Bangladesh Travel Warning
Issued by US Department of State
Aug 24, 2017
The Department of State warns U.S. citizens of continuing threats from terrorist groups in Bangladesh and to consider the risks of travel to and throughout the country. The Department is updating this travel warning to reflect the change in the U.S. Embassy in Dhaka’s status to “partially accompanied,” effective August 24, 2017, allowing all spouses/partners of U.S. government personnel to remain in or return to Dhaka. Previously, only adult family members employed by the U.S. government were permitted to remain or return to Dhaka. Minor dependents are still prohibited from residing in Dhaka. The U.S. Embassy remains open and will provide all consular services. This travel warning replaces the travel warning dated January 5, 2017.
While Bangladeshi security forces continue to identify and counter terrorist elements, the Islamic State of Iraq and ash Sham (ISIS) and al-Qaeda in the Indian Subcontinent (AQIS) persist in their efforts to plot and/or carry out terrorist attacks throughout the country.
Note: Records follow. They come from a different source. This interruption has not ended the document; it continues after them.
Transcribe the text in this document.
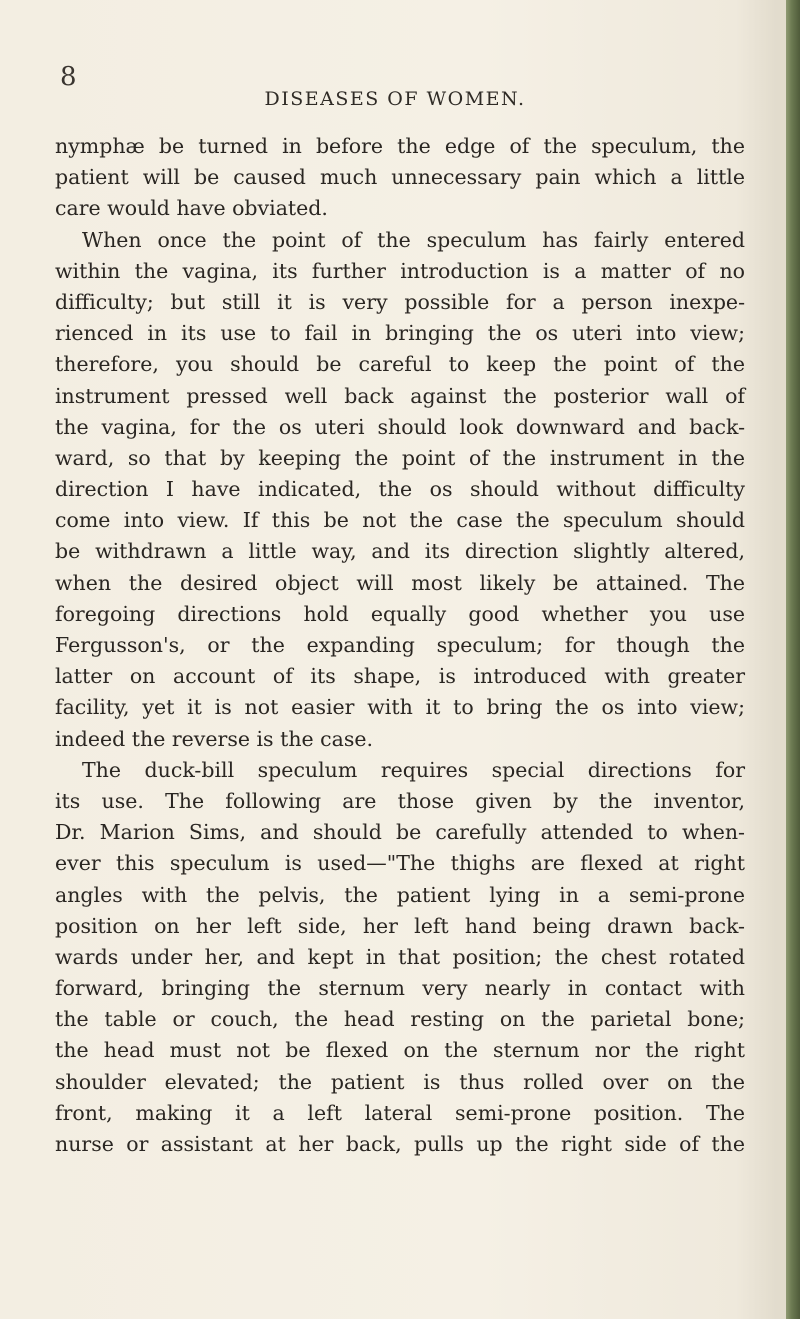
8
DISEASES OF WOMEN.
nymphæ be turned in before the edge of the speculum, the
patient will be caused much unnecessary pain which a little
care would have obviated.
When once the point of the speculum has fairly entered
within the vagina, its further introduction is a matter of no
difficulty; but still it is very possible for a person inexpe-
rienced in its use to fail in bringing the os uteri into view;
therefore, you should be careful to keep the point of the
instrument pressed well back against the posterior wall of
the vagina, for the os uteri should look downward and back-
ward, so that by keeping the point of the instrument in the
direction I have indicated, the os should without difficulty
come into view. If this be not the case the speculum should
be withdrawn a little way, and its direction slightly altered,
when the desired object will most likely be attained. The
foregoing directions hold equally good whether you use
Fergusson's, or the expanding speculum; for though the
latter on account of its shape, is introduced with greater
facility, yet it is not easier with it to bring the os into view;
indeed the reverse is the case.
The duck-bill speculum requires special directions for
its use. The following are those given by the inventor,
Dr. Marion Sims, and should be carefully attended to when-
ever this speculum is used—"The thighs are flexed at right
angles with the pelvis, the patient lying in a semi-prone
position on her left side, her left hand being drawn back-
wards under her, and kept in that position; the chest rotated
forward, bringing the sternum very nearly in contact with
the table or couch, the head resting on the parietal bone;
the head must not be flexed on the sternum nor the right
shoulder elevated; the patient is thus rolled over on the
front, making it a left lateral semi-prone position. The
nurse or assistant at her back, pulls up the right side of the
In March, two suicide bombing attempts occurred at Dhaka’s Hazrat Shahjalal International Airport and an explosion in the city of Sylhet killed seven people. These incidents were the first notable attacks since July 1, 2016, when terrorists killed more than 20 people, including one U.S. citizen, in a restaurant frequented by foreigners in Dhaka's diplomatic enclave.
In October 2016, ISIS threatened to target "expats, tourists, diplomats, garment buyers, missionaries, and sports teams" in the most "secured zones" in Bangladesh. Recurring threats and periodic terrorist activities have prompted the Embassy to require U.S. government personnel in Bangladesh to live, work, and travel under strict security guidelines. The internal security policies of the U.S. Mission in Bangladesh may be changed or adjusted at any time and without advance notice.
U.S. government officials and their adult family members are not permitted to travel on foot, motorcycle, bicycle, rickshaw, or other uncovered means on public thoroughfares and sidewalks in Bangladesh. In addition, U.S. government officials and their family members remain severely restricted in their ability to visit public establishments and places or to attend large gatherings in Bangladesh. U.S. citizens should take stringent security measures, remain vigilant, and be alert to local security developments.